Article de Gilles Ribardière

Les divers interlocuteurs rencontrés à Chisinau ont tous insistés sur l’état de pauvreté dans leur pays, plus nettement perceptible, selon eux, dans les villages que dans la capitale. J’ai voulu m’en rendre compte craignant qu’ils m’aient quelque peu noirci le tableau !

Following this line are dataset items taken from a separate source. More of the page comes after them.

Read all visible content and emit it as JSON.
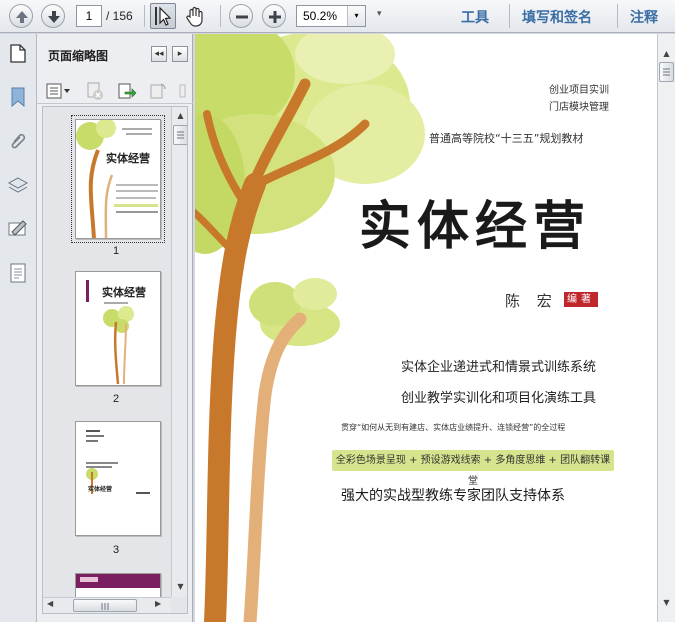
{
  "toolbar": {
    "current_page": "1",
    "total_pages": "/ 156",
    "zoom": "50.2%",
    "zoom_dropdown_glyph": "▾",
    "more_glyph": "▾",
    "links": [
      "工具",
      "填写和签名",
      "注释"
    ]
  },
  "panel": {
    "title": "页面缩略图",
    "collapse_glyph": "◂◂",
    "expand_glyph": "▸",
    "thumbnails": [
      {
        "label": "1",
        "title": "实体经营"
      },
      {
        "label": "2",
        "title": "实体经营"
      },
      {
        "label": "3",
        "title": "实体经营"
      }
    ]
  },
  "cover": {
    "series_line1": "创业项目实训",
    "series_line2": "门店模块管理",
    "series_main": "普通高等院校“十三五”规划教材",
    "title": "实体经营",
    "author": "陈 宏",
    "author_role": "编著",
    "tagline1": "实体企业递进式和情景式训练系统",
    "tagline2": "创业教学实训化和项目化演练工具",
    "small_line": "贯穿“如何从无到有建店、实体店业绩提升、连锁经营”的全过程",
    "green_bar": "全彩色场景呈现 + 预设游戏线索 + 多角度思维 + 团队翻转课堂",
    "bottom_line": "强大的实战型教练专家团队支持体系"
  },
  "colors": {
    "accent_blue": "#3a6ea5",
    "tree_brown": "#c8782a",
    "tree_light": "#e3b07a",
    "leaf_green": "#c8dc6a",
    "badge_red": "#c0272d"
  }
}
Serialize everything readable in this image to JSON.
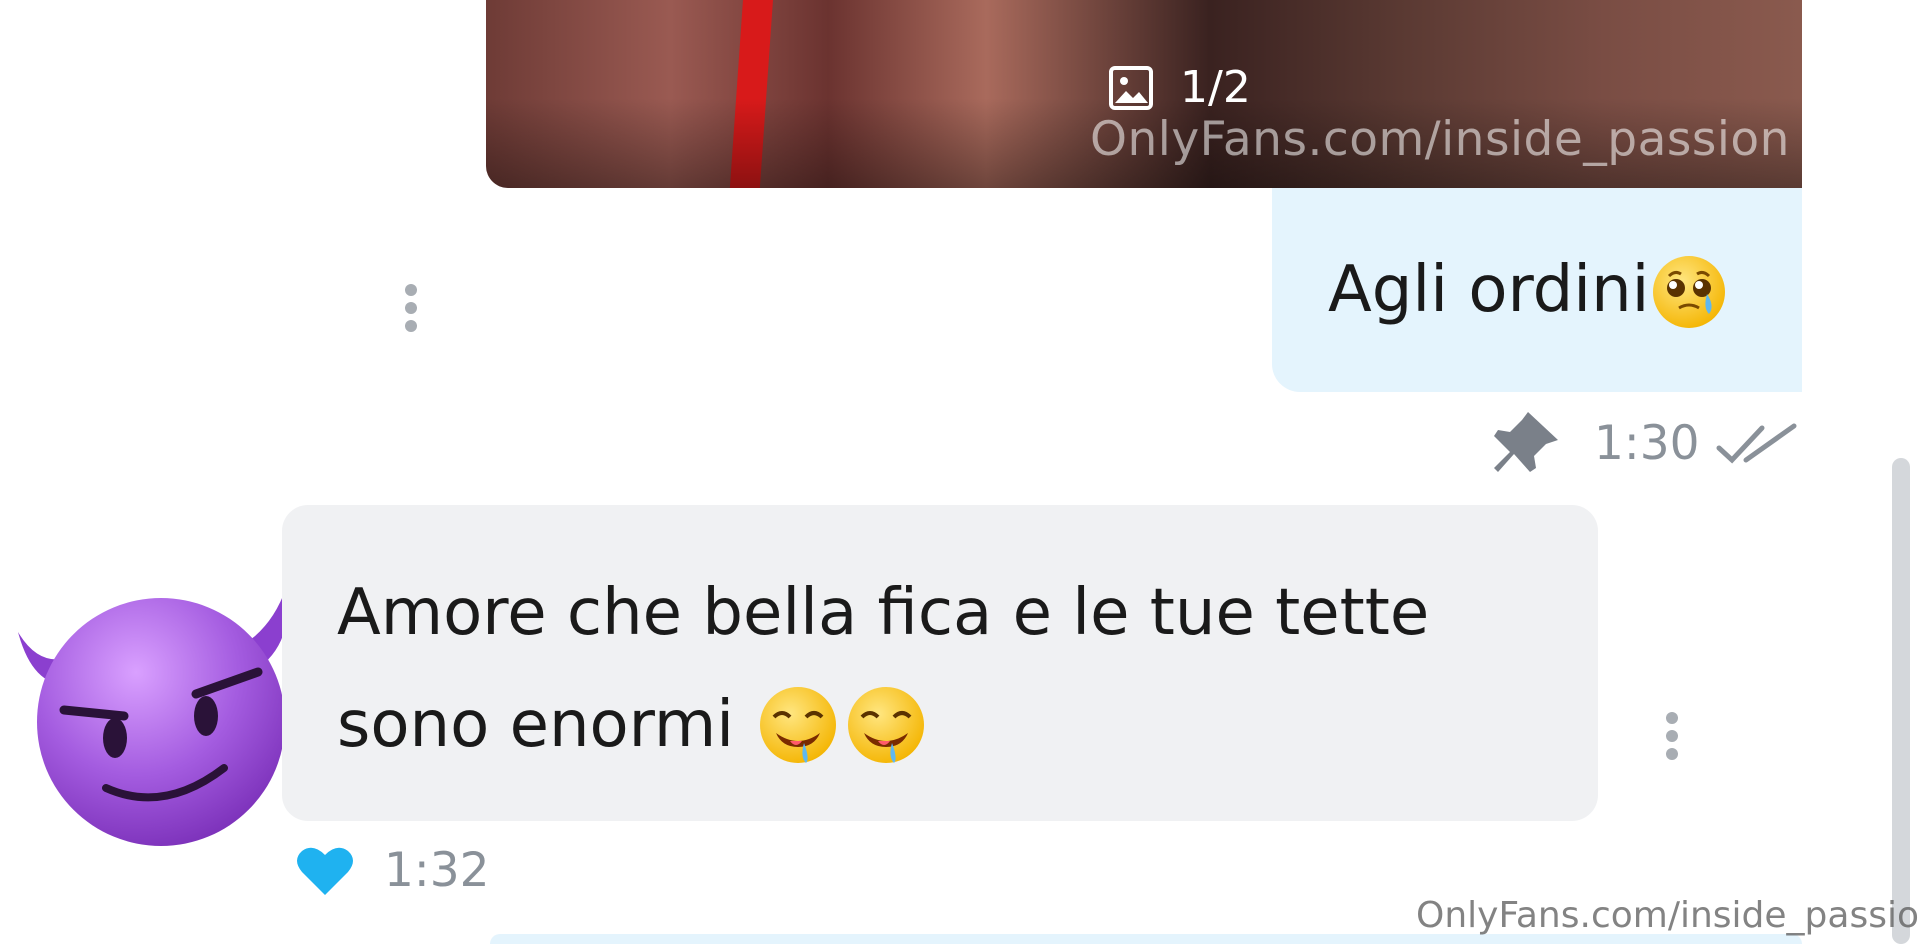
{
  "media": {
    "counter": "1/2",
    "watermark": "OnlyFans.com/inside_passion",
    "icon": "image-icon"
  },
  "sent_message": {
    "text": "Agli ordini",
    "emoji": "crying-face",
    "time": "1:30",
    "pin_icon": "pin-icon",
    "status_icon": "double-check-icon"
  },
  "received_message": {
    "line1": "Amore che bella fica e le tue tette",
    "line2": "sono enormi",
    "emoji": "drooling-face",
    "time": "1:32",
    "like_icon": "heart-icon",
    "avatar": "smiling-devil-emoji"
  },
  "watermark_bottom": "OnlyFans.com/inside_passion",
  "colors": {
    "sent_bubble": "#e4f4fd",
    "received_bubble": "#f0f1f3",
    "heart": "#1fb2f0",
    "avatar": "#9b4fd6",
    "meta_text": "#8a9199"
  }
}
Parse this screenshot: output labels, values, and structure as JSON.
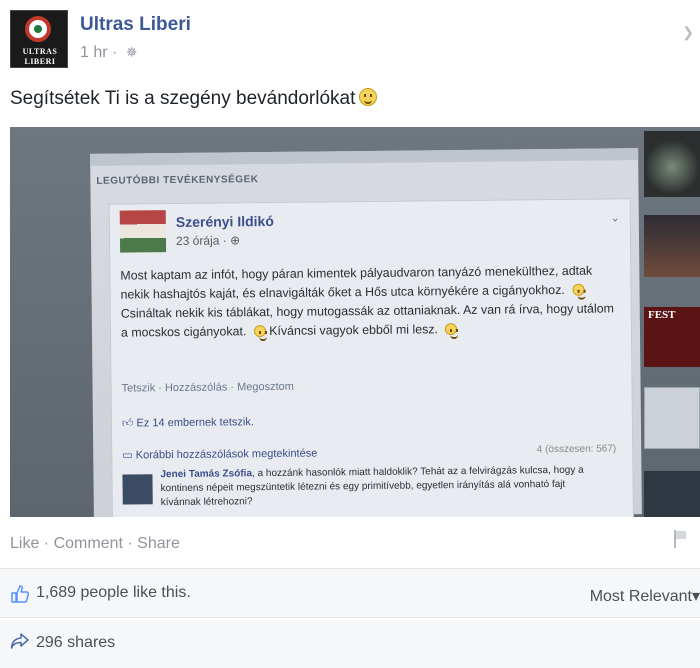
{
  "post": {
    "page_name": "Ultras Liberi",
    "avatar_line1": "ULTRAS",
    "avatar_line2": "LIBERI",
    "time": "1 hr",
    "separator": " · ",
    "text": "Segítsétek Ti is a szegény bevándorlókat"
  },
  "photo": {
    "section_title": "LEGUTÓBBI TEVÉKENYSÉGEK",
    "inner_name": "Szerényi Ildikó",
    "inner_time": "23 órája",
    "inner_body_1": "Most kaptam az infót, hogy páran kimentek pályaudvaron tanyázó menekülthez, adtak nekik hashajtós kaját, és elnavigálták őket a Hős utca környékére a cigányokhoz.",
    "inner_body_2": "Csináltak nekik kis táblákat, hogy mutogassák az ottaniaknak. Az van rá írva, hogy utálom a mocskos cigányokat.",
    "inner_body_3": "Kíváncsi vagyok ebből mi lesz.",
    "inner_links": "Tetszik · Hozzászólás · Megosztom",
    "inner_likes": "Ez 14 embernek tetszik.",
    "inner_more": "Korábbi hozzászólások megtekintése",
    "inner_count": "4 (összesen: 567)",
    "inner_comment_name": "Jenei Tamás Zsófia",
    "inner_comment_text": ", a hozzánk hasonlók miatt haldoklik? Tehát az a felvirágzás kulcsa, hogy a kontinens népeit megszüntetik létezni és egy primitívebb, egyetlen irányítás alá vonható fajt kívánnak létrehozni?",
    "side_fest": "FEST"
  },
  "actions": {
    "like": "Like",
    "comment": "Comment",
    "share": "Share",
    "sep": " · "
  },
  "stats": {
    "likes": "1,689 people like this.",
    "relevance": "Most Relevant",
    "shares": "296 shares"
  },
  "icons": {
    "globe": "globe-icon",
    "caret": "chevron-down-icon",
    "flag": "flag-icon",
    "thumbs_up": "thumbs-up-icon",
    "share": "share-arrow-icon"
  },
  "colors": {
    "link": "#3b5998",
    "meta": "#90949c",
    "bar_bg": "#f6f7f9"
  }
}
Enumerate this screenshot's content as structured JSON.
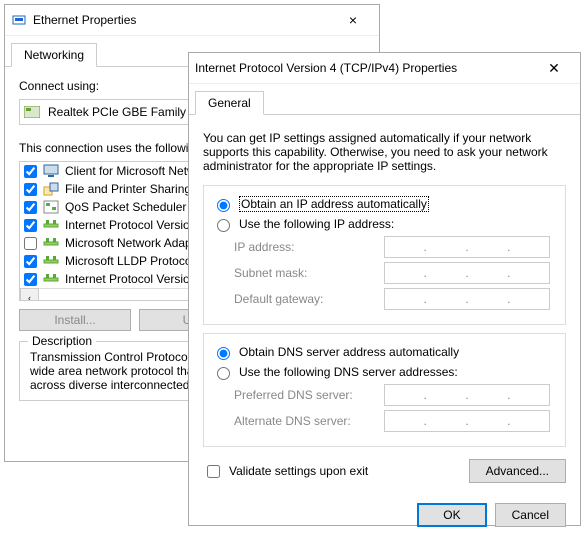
{
  "parent": {
    "title": "Ethernet Properties",
    "tab": "Networking",
    "connect_label": "Connect using:",
    "adapter": "Realtek PCIe GBE Family C",
    "uses_label": "This connection uses the following",
    "items": [
      {
        "checked": true,
        "icon": "client",
        "label": "Client for Microsoft Network"
      },
      {
        "checked": true,
        "icon": "share",
        "label": "File and Printer Sharing fo"
      },
      {
        "checked": true,
        "icon": "sched",
        "label": "QoS Packet Scheduler"
      },
      {
        "checked": true,
        "icon": "proto",
        "label": "Internet Protocol Version"
      },
      {
        "checked": false,
        "icon": "proto",
        "label": "Microsoft Network Adapte"
      },
      {
        "checked": true,
        "icon": "proto",
        "label": "Microsoft LLDP Protocol"
      },
      {
        "checked": true,
        "icon": "proto",
        "label": "Internet Protocol Version"
      }
    ],
    "btn_install": "Install...",
    "btn_uninstall": "Unin",
    "desc_title": "Description",
    "desc_text": "Transmission Control Protocol/I\nwide area network protocol that\nacross diverse interconnected n"
  },
  "dialog": {
    "title": "Internet Protocol Version 4 (TCP/IPv4) Properties",
    "tab": "General",
    "intro": "You can get IP settings assigned automatically if your network supports this capability. Otherwise, you need to ask your network administrator for the appropriate IP settings.",
    "ip_auto": "Obtain an IP address automatically",
    "ip_manual": "Use the following IP address:",
    "fields_ip": {
      "ip": "IP address:",
      "mask": "Subnet mask:",
      "gw": "Default gateway:"
    },
    "dns_auto": "Obtain DNS server address automatically",
    "dns_manual": "Use the following DNS server addresses:",
    "fields_dns": {
      "pref": "Preferred DNS server:",
      "alt": "Alternate DNS server:"
    },
    "validate": "Validate settings upon exit",
    "advanced": "Advanced...",
    "ok": "OK",
    "cancel": "Cancel"
  }
}
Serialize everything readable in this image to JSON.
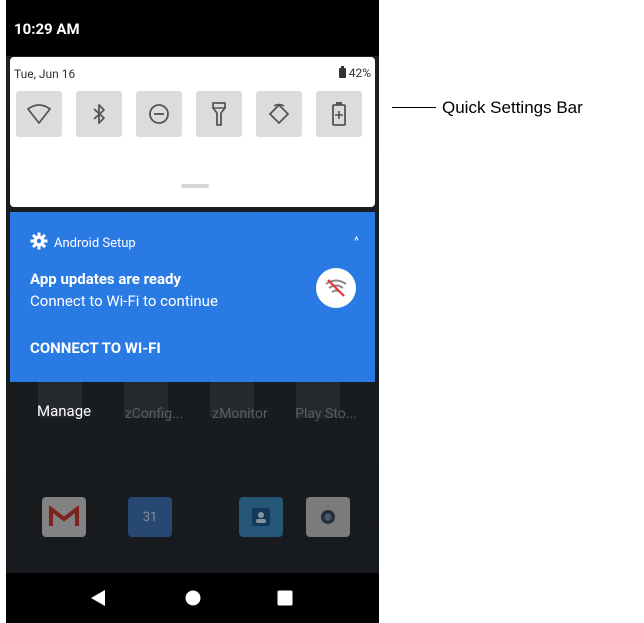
{
  "status_bar": {
    "time": "10:29 AM"
  },
  "quick_settings": {
    "date": "Tue, Jun 16",
    "battery_percent": "42%",
    "tiles": [
      {
        "name": "wifi-tile",
        "icon": "wifi-icon"
      },
      {
        "name": "bluetooth-tile",
        "icon": "bluetooth-icon"
      },
      {
        "name": "do-not-disturb-tile",
        "icon": "do-not-disturb-icon"
      },
      {
        "name": "flashlight-tile",
        "icon": "flashlight-icon"
      },
      {
        "name": "auto-rotate-tile",
        "icon": "auto-rotate-icon"
      },
      {
        "name": "battery-saver-tile",
        "icon": "battery-saver-icon"
      }
    ]
  },
  "notification": {
    "app_name": "Android Setup",
    "title": "App updates are ready",
    "text": "Connect to Wi-Fi to continue",
    "action": "CONNECT TO WI-FI",
    "expand_glyph": "^"
  },
  "manage_label": "Manage",
  "home_apps": [
    {
      "label": "zConfig..."
    },
    {
      "label": "zMonitor"
    },
    {
      "label": "Play Sto..."
    }
  ],
  "callout": {
    "label": "Quick Settings Bar"
  },
  "colors": {
    "notification_bg": "#2a7ae3",
    "status_bar_bg": "#000000",
    "tile_bg": "#dcdcdc"
  }
}
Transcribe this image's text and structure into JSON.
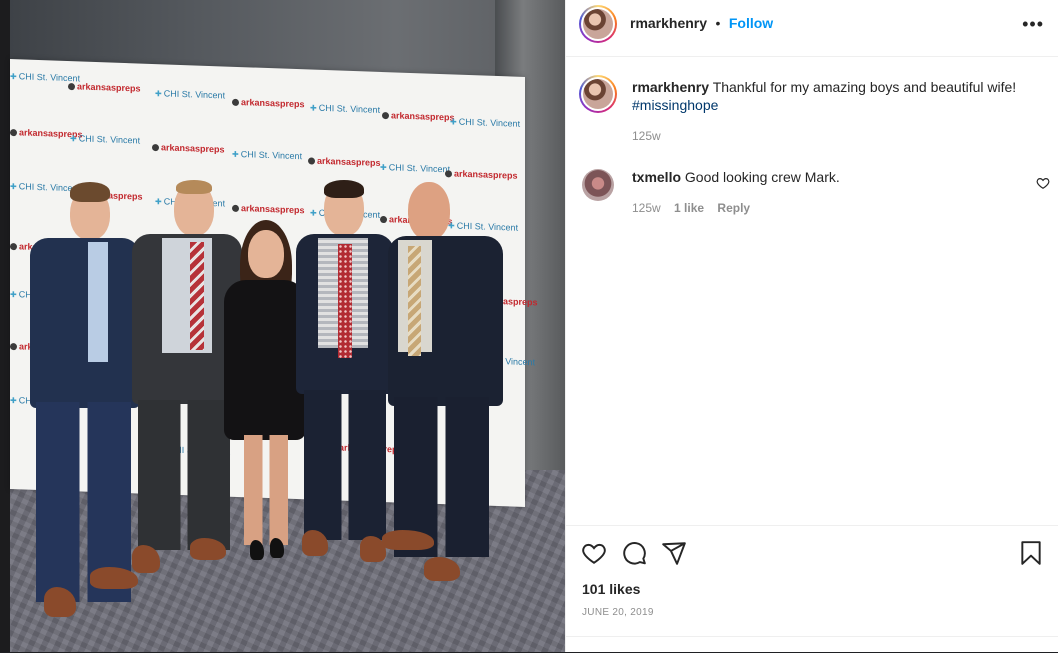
{
  "post": {
    "author": "rmarkhenry",
    "separator": "•",
    "follow_label": "Follow",
    "more_icon": "more-horizontal-icon",
    "caption_text": "Thankful for my amazing boys and beautiful wife!",
    "hashtag": "#missinghope",
    "caption_age": "125w",
    "likes": "101 likes",
    "date": "JUNE 20, 2019"
  },
  "comments": [
    {
      "user": "txmello",
      "text": "Good looking crew Mark.",
      "age": "125w",
      "likes": "1 like",
      "reply_label": "Reply"
    }
  ],
  "photo": {
    "backdrop_logos": [
      "arkansaspreps",
      "CHI St. Vincent"
    ]
  },
  "colors": {
    "accent": "#0095f6",
    "hashtag": "#00376b",
    "muted": "#8e8e8e",
    "text": "#262626",
    "brand_red": "#c2272d"
  },
  "icons": [
    "heart-icon",
    "comment-icon",
    "share-icon",
    "bookmark-icon",
    "heart-small-icon"
  ]
}
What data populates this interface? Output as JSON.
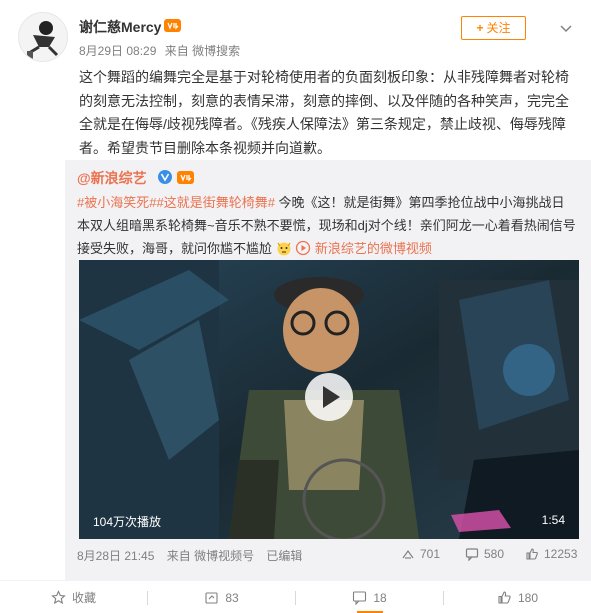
{
  "post": {
    "user_name": "谢仁慈Mercy",
    "date": "8月29日 08:29",
    "source": "来自 微博搜索",
    "follow_label": "关注",
    "text": "这个舞蹈的编舞完全是基于对轮椅使用者的负面刻板印象：从非残障舞者对轮椅的刻意无法控制，刻意的表情呆滞，刻意的摔倒、以及伴随的各种笑声，完完全全就是在侮辱/歧视残障者。《残疾人保障法》第三条规定，禁止歧视、侮辱残障者。希望贵节目删除本条视频并向道歉。"
  },
  "repost": {
    "author": "@新浪综艺",
    "hashtags": "#被小海笑死##这就是街舞轮椅舞#",
    "text": " 今晚《这！就是街舞》第四季抢位战中小海挑战日本双人组暗黑系轮椅舞~音乐不熟不要慌，现场和dj对个线！亲们阿龙一心着看热闹信号接受失败，海哥，就问你尴不尴尬",
    "video_link": "新浪综艺的微博视频",
    "video": {
      "view_count": "104万次播放",
      "duration": "1:54"
    },
    "date": "8月28日 21:45",
    "source": "来自 微博视频号",
    "edited": "已编辑",
    "share_count": "701",
    "comment_count": "580",
    "like_count": "12253"
  },
  "actions": {
    "collect": "收藏",
    "repost": "83",
    "comment": "18",
    "like": "180"
  },
  "colors": {
    "accent": "#ff8200",
    "link": "#eb7350",
    "muted": "#808080",
    "repost_bg": "#f2f2f5"
  },
  "icons": [
    "chevron-down-icon",
    "vip-icon",
    "verified-icon",
    "play-icon",
    "share-icon",
    "comment-icon",
    "like-icon",
    "collect-icon",
    "link-video-icon",
    "emoji-icon"
  ]
}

L’occasion m’en fut donnée un dimanche. C’est le maire du village de Bilicenii Vechi, Alexei Cozma, qui, toute la journée, avec patience, me fit découvrir la réalité de la vie dans sa commune, située à quelques kilomètres de la seconde ville de Moldavie, Balti.

le maire dans son bureau

Le trajet pour y parvenir commença par la recherche d’une voiture. Pour ce faire, il faut se rendre à proximité de la gare routière au centre de Chisinau pour en trouver une. Il suffit de s’adresser au groupe de conducteurs en attente sur le trottoir, l’un d’eux vous indiquant qu’il se rend à la destination souhaitée.

La voiture démarrera une fois chargée de 4 passagers qui règleront alors 75 lei chacun…..sauf que ce matin-là - pas de voiture, mais seulement des minibus qui ne partaient qu’avec 10 clients. Certes, il y a un intérêt dans cette solution : le voyage ne coûte que 50 lei, mais l’attente afin que le minibus soit complet peut s’éterniser. Ce ne fut pas le cas, puisqu’il ne fallut que 30 minutes avant que ne s’ébranle le véhicule. On peut en tout cas considérer le système comme étant tout à fait efficace.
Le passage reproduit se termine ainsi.